The Threat of Securitisation

By Akanksha Munshi-Kurian

Aspirations for a close-knit international community and a globalised, multilateral order have been under siege for some time now. Britain formally exited the European Union in a breath-takingly impulsive display of protectionism in 2017; the US continues to tighten its stances on immigration and excessively militarise its borders; Australia spent more than $4 billion on ‘border protection’ policies in 2018; and India formally closed its borders to Muslim refugees from Afghanistan, Pakistan and Bangladesh last year. Sitting back and waiting for the populist storm to pass is not, evidently, a viable solution.

“Securitisation” refers to the funnelling of certain political discourses into the realm of security. Immigrants and asylum seekers are portrayed as an immediate threat to state security, allowing political leaders to draw normative distinctions of themselves as defenders of their people’s safety, sovereignty, and identity, and ethnic minority immigrants as “the other”. Counterterrorist policy and immigration policy have become increasingly intertwined across the West, and the perceived ‘threat’ of ‘the other’ has catalysed a spread of hate politics and exclusionary political systems. 

As the world’s richest democracies seal their borders and expand their walls, the crushing effects of protectionism on asylum seekers are becoming all the more apparent. 

Towards the end of last year, the US Supreme Court permitted the government to enact statutory bans on the majority of Central Americans seeking asylum in the US. A month earlier, the Trump administration confirmed that they would start detaining asylum-seeking families indefinitely until their cases were decided, despite expert warnings that children could be psychologically damaged through detention and that the policy would circumvent due process obligations.

Across the border in Canada the same year, the government made an amendment to the Immigration and Refugee Protection Act under urgency, deeming refugees ineligible to make a claim if they had already applied in the US, UK, Australia or New Zealand. This was passed to prevent refugees “sort of shopping around and making applications in multiple countries” (a quote from Canada’s Minister of Border Security), perpetuating a falsehood that refugees are actively taking advantage of an excessively free-handed asylum system. 

Closer to home, the Australian onshore immigration detention system was last year declared to be “more and more like prison” and more inhumane than any other similar operation in the West by the Human Rights Commission.

Such actions show a fast backtracking of the West from their international legal obligations. The 1951 Refugee Convention, to which 146 countries are signatories, defines a refugee as anyone who flees their country due to a “well-founded fear of being persecuted for reasons of race, religion, nationality, membership of a particular social group or political opinion.” The convention prohibits governments from sending those seeking asylum back to where they might face danger and bars any form of penalty or punishment against them.

The backtracking from such explicit commitments is normalised through stigmatising rhetoric – in which asylum seekers are often referred to as “shoppers” or “illegal immigrants” by politicians — which eschew the reasons for their asylum in favour of narratives brushed with bigotry and misinformation.
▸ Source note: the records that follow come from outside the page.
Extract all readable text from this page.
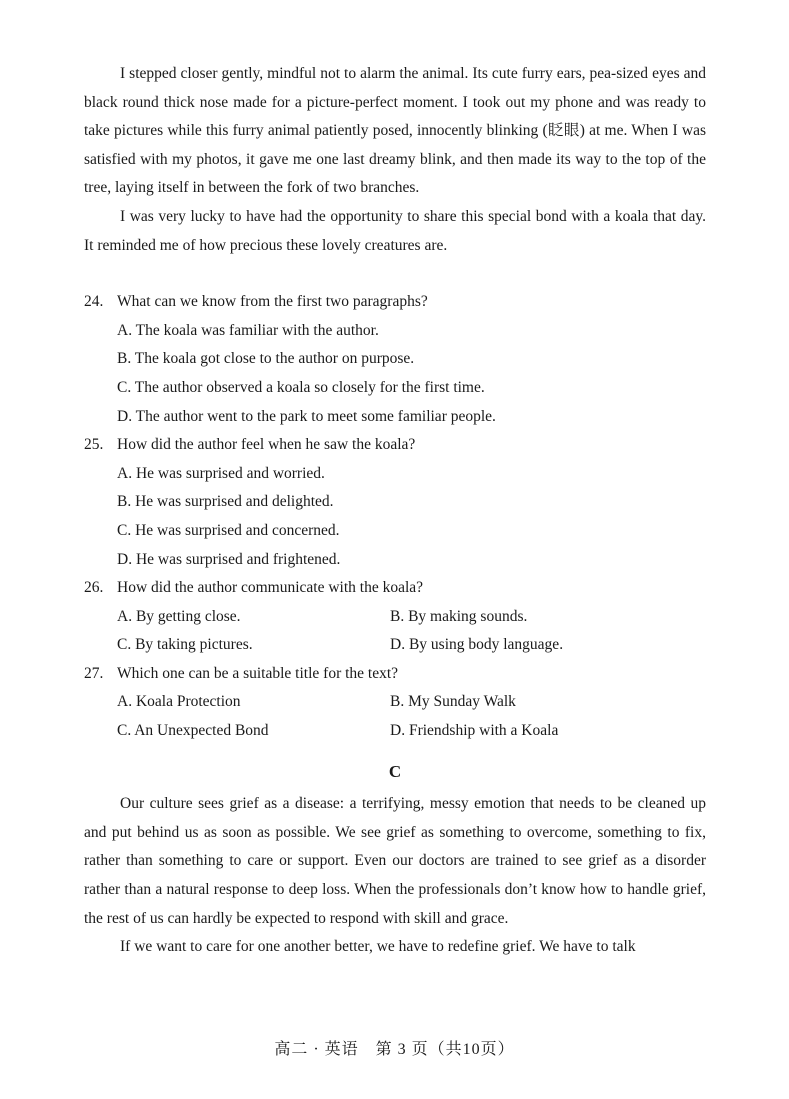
I stepped closer gently, mindful not to alarm the animal. Its cute furry ears, pea-sized eyes and black round thick nose made for a picture-perfect moment. I took out my phone and was ready to take pictures while this furry animal patiently posed, innocently blinking (眨眼) at me. When I was satisfied with my photos, it gave me one last dreamy blink, and then made its way to the top of the tree, laying itself in between the fork of two branches.

I was very lucky to have had the opportunity to share this special bond with a koala that day. It reminded me of how precious these lovely creatures are.

24. What can we know from the first two paragraphs?

A. The koala was familiar with the author.

B. The koala got close to the author on purpose.

C. The author observed a koala so closely for the first time.

D. The author went to the park to meet some familiar people.

25. How did the author feel when he saw the koala?

A. He was surprised and worried.

B. He was surprised and delighted.

C. He was surprised and concerned.

D. He was surprised and frightened.

26. How did the author communicate with the koala?

A. By getting close.	B. By making sounds.
C. By taking pictures.	D. By using body language.

27. Which one can be a suitable title for the text?

A. Koala Protection	B. My Sunday Walk
C. An Unexpected Bond	D. Friendship with a Koala
C

Our culture sees grief as a disease: a terrifying, messy emotion that needs to be cleaned up and put behind us as soon as possible. We see grief as something to overcome, something to fix, rather than something to care or support. Even our doctors are trained to see grief as a disorder rather than a natural response to deep loss. When the professionals don’t know how to handle grief, the rest of us can hardly be expected to respond with skill and grace.

If we want to care for one another better, we have to redefine grief. We have to talk

高二 · 英语　第 3 页（共10页）
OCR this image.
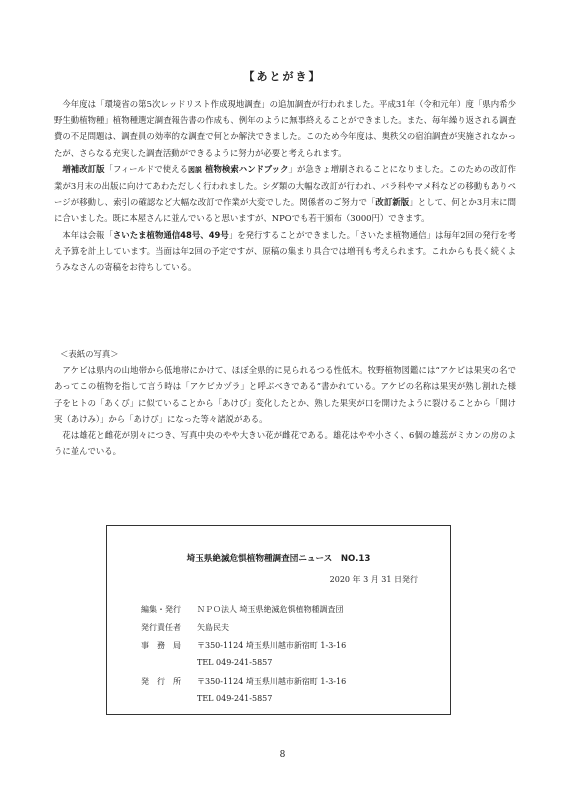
【あとがき】

今年度は「環境省の第5次レッドリスト作成現地調査」の追加調査が行われました。平成31年（令和元年）度「県内希少野生動植物種」植物種選定調査報告書の作成も、例年のように無事終えることができました。また、毎年繰り返される調査費の不足問題は、調査員の効率的な調査で何とか解決できました。このため今年度は、奥秩父の宿泊調査が実施されなかったが、さらなる充実した調査活動ができるように努力が必要と考えられます。

増補改訂版「フィールドで使える図説 植物検索ハンドブック」が急きょ増刷されることになりました。このための改訂作業が3月末の出版に向けてあわただしく行われました。シダ類の大幅な改訂が行われ、バラ科やマメ科などの移動もありページが移動し、索引の確認など大幅な改訂で作業が大変でした。関係者のご努力で「改訂新版」として、何とか3月末に間に合いました。既に本屋さんに並んでいると思いますが、NPOでも若干頒布（3000円）できます。

本年は会報「さいたま植物通信48号、49号」を発行することができました。「さいたま植物通信」は毎年2回の発行を考え予算を計上しています。当面は年2回の予定ですが、原稿の集まり具合では増刊も考えられます。これからも長く続くようみなさんの寄稿をお待ちしている。

＜表紙の写真＞

アケビは県内の山地帯から低地帯にかけて、ほぼ全県的に見られるつる性低木。牧野植物図鑑には“アケビは果実の名であってこの植物を指して言う時は「アケビカヅラ」と呼ぶべきである”書かれている。アケビの名称は果実が熟し割れた様子をヒトの「あくび」に似ていることから「あけび」変化したとか、熟した果実が口を開けたように裂けることから「開け実（あけみ）」から「あけび」になった等々諸説がある。

花は雄花と雌花が別々につき、写真中央のやや大きい花が雌花である。雄花はやや小さく、6個の雄蕊がミカンの房のように並んでいる。

埼玉県絶滅危惧植物種調査団ニュース　NO.13
2020 年 3 月 31 日発行
編集・発行 ＮＰＯ法人 埼玉県絶滅危惧植物種調査団
発行責任者 矢島民夫
事　務　局 〒350-1124 埼玉県川越市新宿町 1-3-16
TEL 049-241-5857
発　行　所 〒350-1124 埼玉県川越市新宿町 1-3-16
TEL 049-241-5857
8
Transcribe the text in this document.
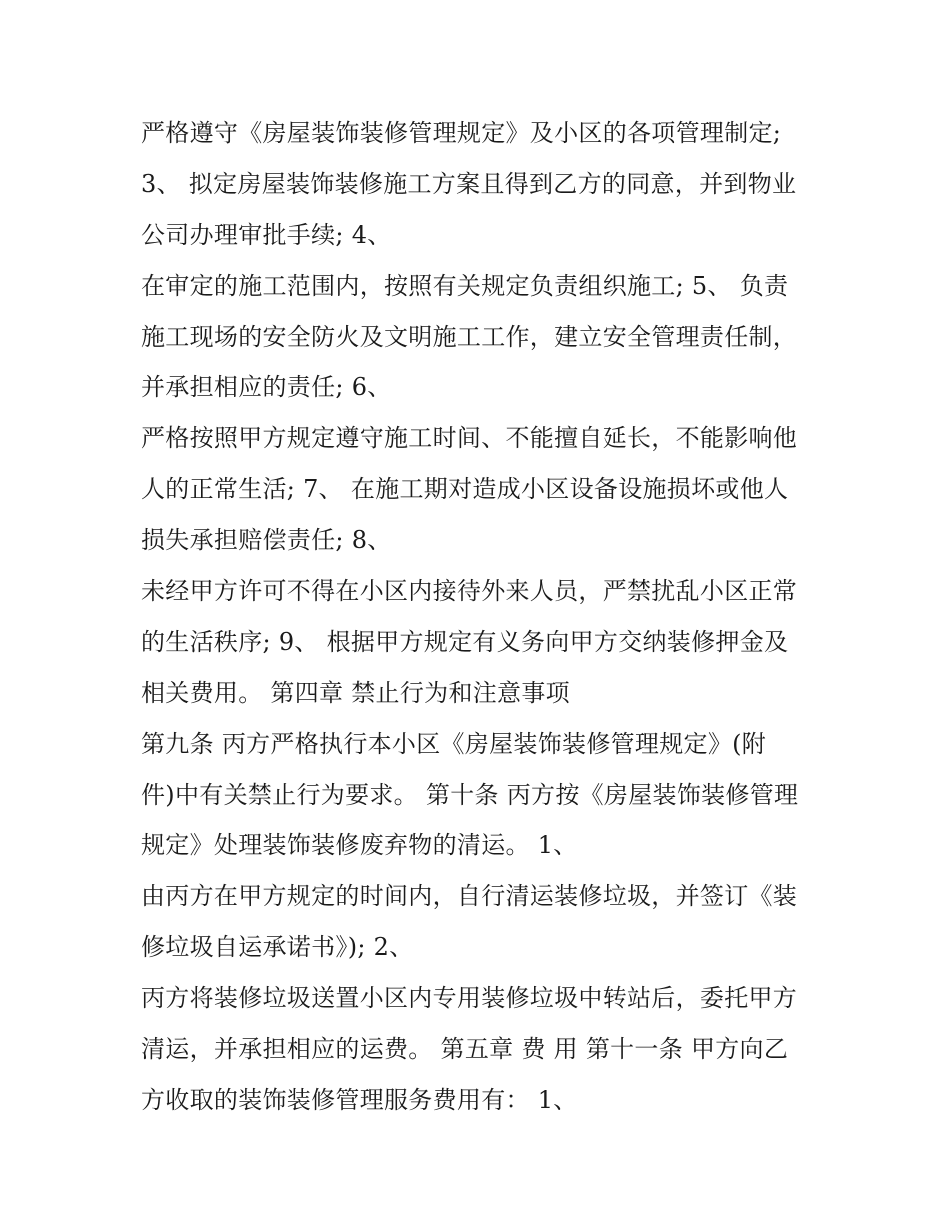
严格遵守《房屋装饰装修管理规定》及小区的各项管理制定;
3、 拟定房屋装饰装修施工方案且得到乙方的同意，并到物业
公司办理审批手续; 4、
在审定的施工范围内，按照有关规定负责组织施工; 5、 负责
施工现场的安全防火及文明施工工作，建立安全管理责任制，
并承担相应的责任; 6、
严格按照甲方规定遵守施工时间、不能擅自延长，不能影响他
人的正常生活; 7、 在施工期对造成小区设备设施损坏或他人
损失承担赔偿责任; 8、
未经甲方许可不得在小区内接待外来人员，严禁扰乱小区正常
的生活秩序; 9、 根据甲方规定有义务向甲方交纳装修押金及
相关费用。 第四章 禁止行为和注意事项
第九条 丙方严格执行本小区《房屋装饰装修管理规定》(附
件)中有关禁止行为要求。 第十条 丙方按《房屋装饰装修管理
规定》处理装饰装修废弃物的清运。 1、
由丙方在甲方规定的时间内，自行清运装修垃圾，并签订《装
修垃圾自运承诺书》); 2、
丙方将装修垃圾送置小区内专用装修垃圾中转站后，委托甲方
清运，并承担相应的运费。 第五章 费 用 第十一条 甲方向乙
方收取的装饰装修管理服务费用有： 1、
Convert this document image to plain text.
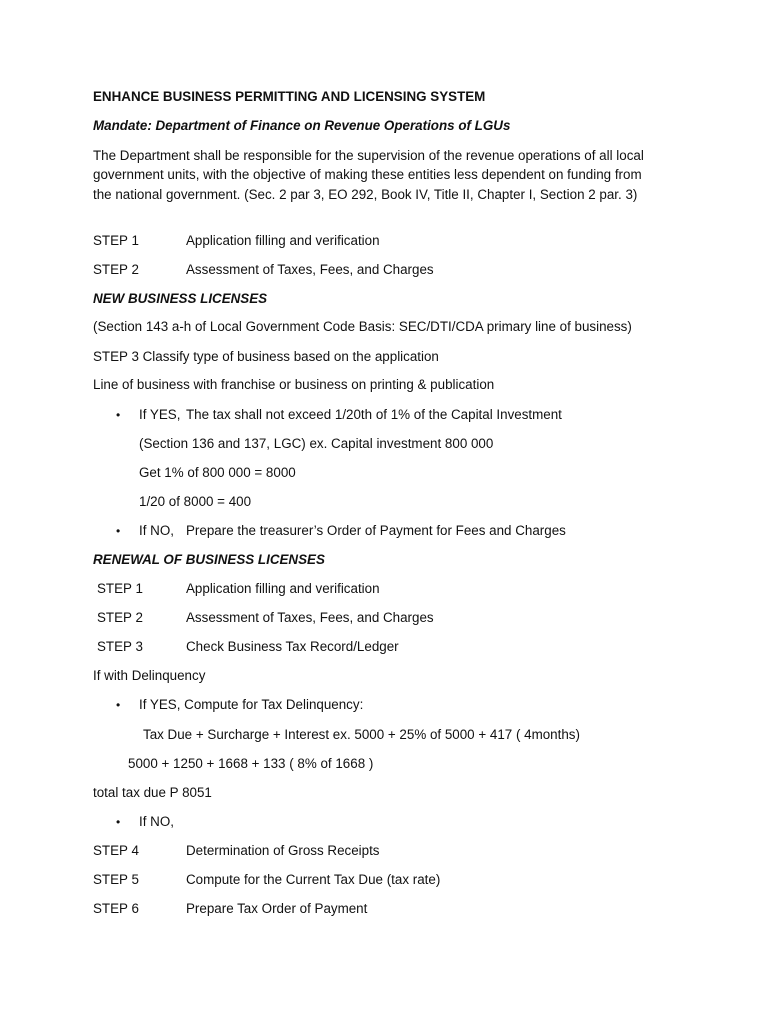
ENHANCE BUSINESS PERMITTING AND LICENSING SYSTEM
Mandate: Department of Finance on Revenue Operations of LGUs
The Department shall be responsible for the supervision of the revenue operations of all local government units, with the objective of making these entities less dependent on funding from the national government. (Sec. 2 par 3, EO 292, Book IV, Title II, Chapter I, Section 2 par. 3)
STEP 1	Application filling and verification
STEP 2	Assessment of Taxes, Fees, and Charges
NEW BUSINESS LICENSES
(Section 143 a-h of Local Government Code Basis: SEC/DTI/CDA primary line of business)
STEP 3 Classify type of business based on the application
Line of business with franchise or business on printing & publication
• If YES, The tax shall not exceed 1/20th of 1% of the Capital Investment
(Section 136 and 137, LGC) ex. Capital investment 800 000
Get 1% of 800 000 = 8000
1/20 of 8000 = 400
• If NO, Prepare the treasurer’s Order of Payment for Fees and Charges
RENEWAL OF BUSINESS LICENSES
STEP 1	Application filling and verification
STEP 2	Assessment of Taxes, Fees, and Charges
STEP 3	Check Business Tax Record/Ledger
If with Delinquency
• If YES, Compute for Tax Delinquency:
Tax Due + Surcharge + Interest ex. 5000 + 25% of 5000 + 417 ( 4months)
5000 + 1250 + 1668 + 133 ( 8% of 1668 )
total tax due P 8051
• If NO,
STEP 4	Determination of Gross Receipts
STEP 5	Compute for the Current Tax Due (tax rate)
STEP 6	Prepare Tax Order of Payment
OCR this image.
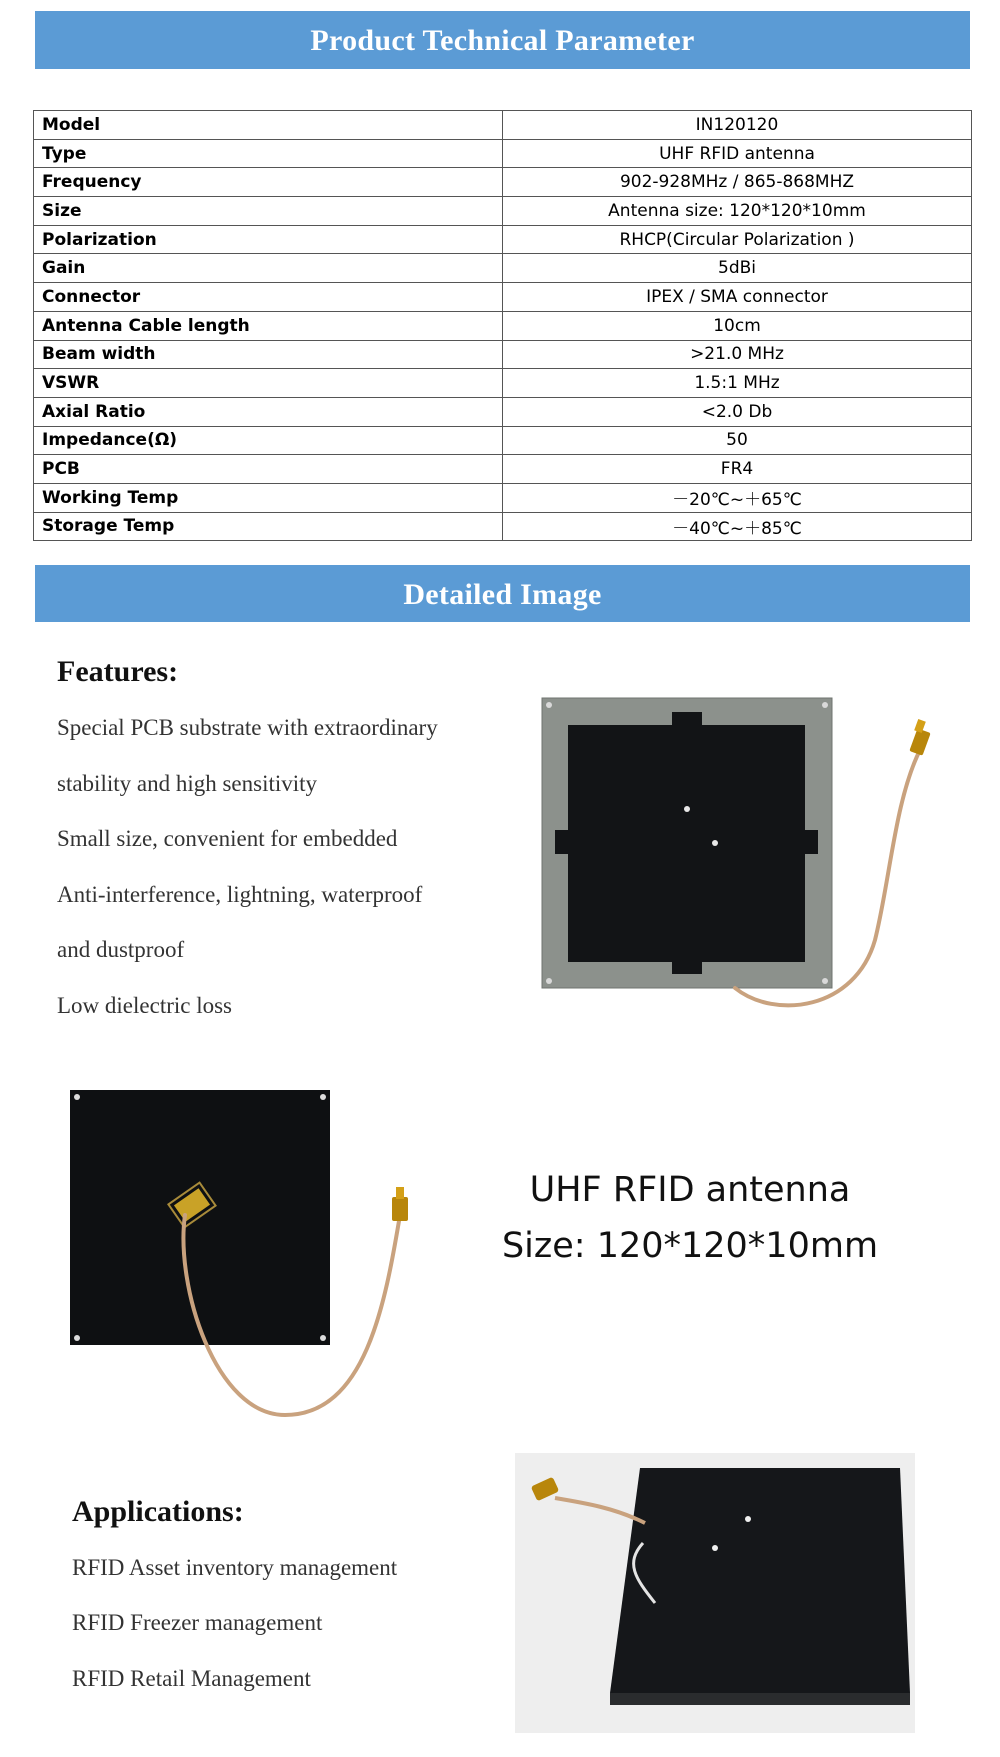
Product Technical Parameter
Model	IN120120
Type	UHF RFID antenna
Frequency	902-928MHz / 865-868MHZ
Size	Antenna size: 120*120*10mm
Polarization	RHCP(Circular Polarization )
Gain	5dBi
Connector	IPEX / SMA connector
Antenna Cable length	10cm
Beam width	>21.0 MHz
VSWR	1.5:1 MHz
Axial Ratio	<2.0 Db
Impedance(Ω)	50
PCB	FR4
Working Temp	－20℃~＋65℃
Storage Temp	－40℃~＋85℃
Detailed Image
Features:
Special PCB substrate with extraordinary
stability and high sensitivity
Small size, convenient for embedded
Anti-interference, lightning, waterproof
and dustproof
Low dielectric loss
UHF RFID antenna
Size: 120*120*10mm
Applications:
RFID Asset inventory management
RFID Freezer management
RFID Retail Management
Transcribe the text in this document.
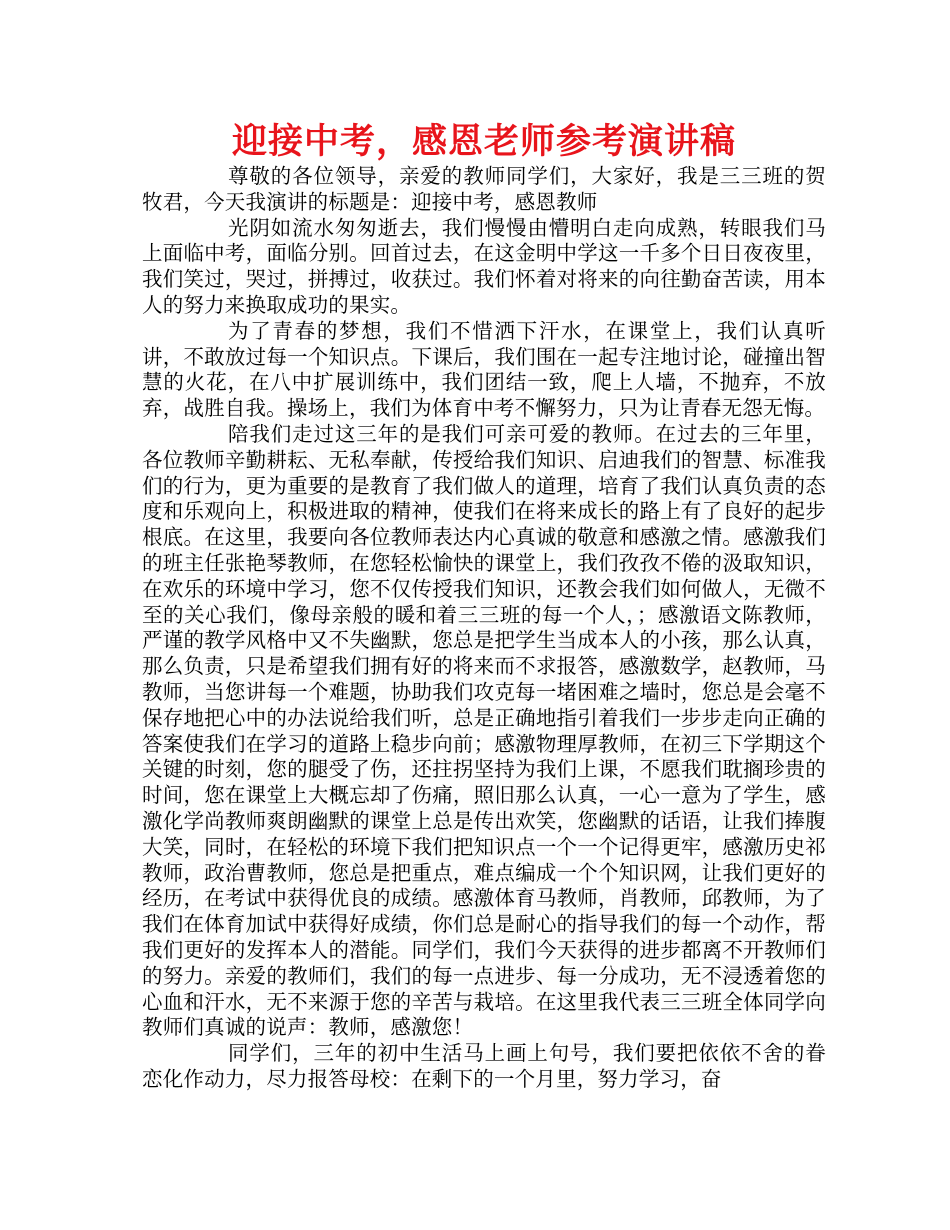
迎接中考，感恩老师参考演讲稿

尊敬的各位领导，亲爱的教师同学们，大家好，我是三三班的贺牧君，今天我演讲的标题是：迎接中考，感恩教师

光阴如流水匆匆逝去，我们慢慢由懵明白走向成熟，转眼我们马上面临中考，面临分别。回首过去，在这金明中学这一千多个日日夜夜里，我们笑过，哭过，拼搏过，收获过。我们怀着对将来的向往勤奋苦读，用本人的努力来换取成功的果实。

为了青春的梦想，我们不惜洒下汗水，在课堂上，我们认真听讲，不敢放过每一个知识点。下课后，我们围在一起专注地讨论，碰撞出智慧的火花，在八中扩展训练中，我们团结一致，爬上人墙，不抛弃，不放弃，战胜自我。操场上，我们为体育中考不懈努力，只为让青春无怨无悔。

陪我们走过这三年的是我们可亲可爱的教师。在过去的三年里，各位教师辛勤耕耘、无私奉献，传授给我们知识、启迪我们的智慧、标准我们的行为，更为重要的是教育了我们做人的道理，培育了我们认真负责的态度和乐观向上，积极进取的精神，使我们在将来成长的路上有了良好的起步根底。在这里，我要向各位教师表达内心真诚的敬意和感激之情。感激我们的班主任张艳琴教师，在您轻松愉快的课堂上，我们孜孜不倦的汲取知识，在欢乐的环境中学习，您不仅传授我们知识，还教会我们如何做人，无微不至的关心我们，像母亲般的暖和着三三班的每一个人，；感激语文陈教师，严谨的教学风格中又不失幽默，您总是把学生当成本人的小孩，那么认真，那么负责，只是希望我们拥有好的将来而不求报答，感激数学，赵教师，马教师，当您讲每一个难题，协助我们攻克每一堵困难之墙时，您总是会毫不保存地把心中的办法说给我们听，总是正确地指引着我们一步步走向正确的答案使我们在学习的道路上稳步向前；感激物理厚教师，在初三下学期这个关键的时刻，您的腿受了伤，还拄拐坚持为我们上课，不愿我们耽搁珍贵的时间，您在课堂上大概忘却了伤痛，照旧那么认真，一心一意为了学生，感激化学尚教师爽朗幽默的课堂上总是传出欢笑，您幽默的话语，让我们捧腹大笑，同时，在轻松的环境下我们把知识点一个一个记得更牢，感激历史祁教师，政治曹教师，您总是把重点，难点编成一个个知识网，让我们更好的经历，在考试中获得优良的成绩。感激体育马教师，肖教师，邱教师，为了我们在体育加试中获得好成绩，你们总是耐心的指导我们的每一个动作，帮我们更好的发挥本人的潜能。同学们，我们今天获得的进步都离不开教师们的努力。亲爱的教师们，我们的每一点进步、每一分成功，无不浸透着您的心血和汗水，无不来源于您的辛苦与栽培。在这里我代表三三班全体同学向教师们真诚的说声：教师，感激您！

同学们，三年的初中生活马上画上句号，我们要把依依不舍的眷恋化作动力，尽力报答母校：在剩下的一个月里，努力学习，奋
Growing xenophobia normalises the hardships of those who have no option but to escape their homelands.

Such labelling legitimises securitisation and encourages policies that obstruct thousands of asylum seekers’ access to fundamental rights and to safety. They also, worryingly, convey populist agendas that adopt Eurocentric national identities, influencing exclusionary immigration politics.

Furthermore, security strategies targeting asylum seekers and refugees – for instance, the discriminatory use of policing – have not only been found to have no effect on public safety but often divert attention away from genuine local social issues. They thus neither provide security for the country nor protect refugees: to the contrary, they foster societal fissures and deepen existing inequalities. 

The international trend of growing securitisation and the extrication of states from their multilateral responsibilities are having devastating consequences for those most vulnerable: the people who have been forced to leave their homes due to circumstances outside of their control. And with more than 70 million displaced people worldwide – a human rights crisis deemed ‘unprecedented’ by the UN High Commissioner for Refugees – the need for inclusive and empathetic policies is all the more pressing. 

Dismantling the misplaced panic and fear around taking in asylum seekers, and centring the focus on those experiences of displaced peoples who are seeking safety instead, is imperative for achieving a safer world. No country can exempt itself from the global table: this crisis is not something that one state can solve alone.